Planning of the airport began in the late 1950s. The site was chosen in November 1960 and received government approval in 1963. Japan Domestic Airlines began the first scheduled flight to Asahikawa on July 1, 1966, a NAMC YS-11 service to Haneda Airport via Okadama Airport. Scheduled service was seasonal (May through October) until 1970, when year-round flights to Tokyo began.

The airport was closed for expansion work from May 1981 until February 1982, during which time the main runway was extended and widened, from 1,200 x 30 m to 1,640 m x 45 m. A further extension to 2,000 m was completed in November 1982. Following these expansions, jet service began at the airport, beginning with DC-9 and the MD-80 narrow-body aircraft followed by wide-body Airbus A300s beginning in December 1983.

ANA operated the first international charter flight from Asahikawa in 1987. Another runway extension, to 2,500 m, was completed in 1997, and the parallel taxiway opened in 1998.

Hokkaido Air System operated intra-island flights from Asahikawa to Hakodate (1998 to 2013) and Kushiro (1998 to 2008).

Scheduled international service to Seoul began in 2006, using new international facilities in the airport terminal. Asiana Airlines operated this route intermittently until 2011, when international service at Asahikawa was suspended in the wake of the Tohoku earthquake and tsunami. Thereafter, TransAsia Airways served Taipei from 2012 to 2016, and EVA Air served the same route from 2013 to 2015. China Eastern Airlines began service to Beijing and Shanghai in 2014, but ended the Beijing route in 2016 and the Shanghai route in 2017. Tigerair Taiwan served the Taipei route from 2018 to 2020, and Korean Air served Seoul in the summer of 2019 with five flights per week.
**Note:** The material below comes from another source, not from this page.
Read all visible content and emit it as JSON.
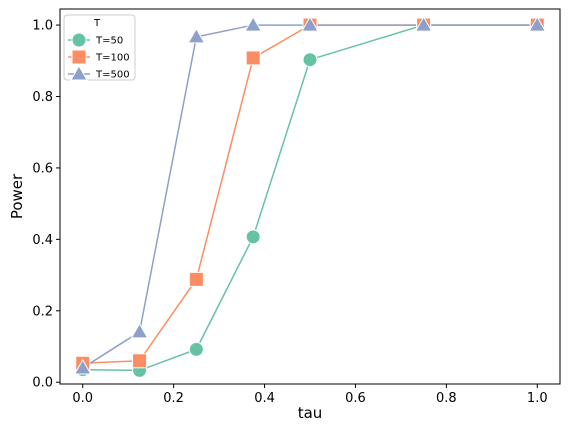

In 2016, plans were finalized to build a new 5,700 m^{2} international terminal to the south of the existing terminal, with a target of 500,000 international passengers per year by 2030. The new terminal opened in November 2018. An international lounge opened in January 2019.

The operating rights to Asahikawa Airport, along with six other airports in Hokkaido, were acquired by Hokkaido Airports Co., Ltd. in January 2020. Later that year, the COVID-19 pandemic ended all international service at the airport and cut domestic traffic by 82%. Japan removed cross-boarder travel restrictions in April 2023, with international destinations resuming shortly after.

== Airlines and destinations ==

| Airlines | Destinations |
|---|---|
| Air Do | Tokyo–Haneda |
| Japan Airlines | Tokyo–Haneda |
| Jetstar Japan | Tokyo–Narita |
| Tigerair Taiwan | Taipei–Taoyuan |

==Access==
Asahikawa Airport is accessible by bus from Asahikawa Station, Asahiyama Zoo, and Furano Station. From Asahikawa Station it is about 15 km (35 minutes by bus) while from Furano Station it is about 40 km (1 hour by bus).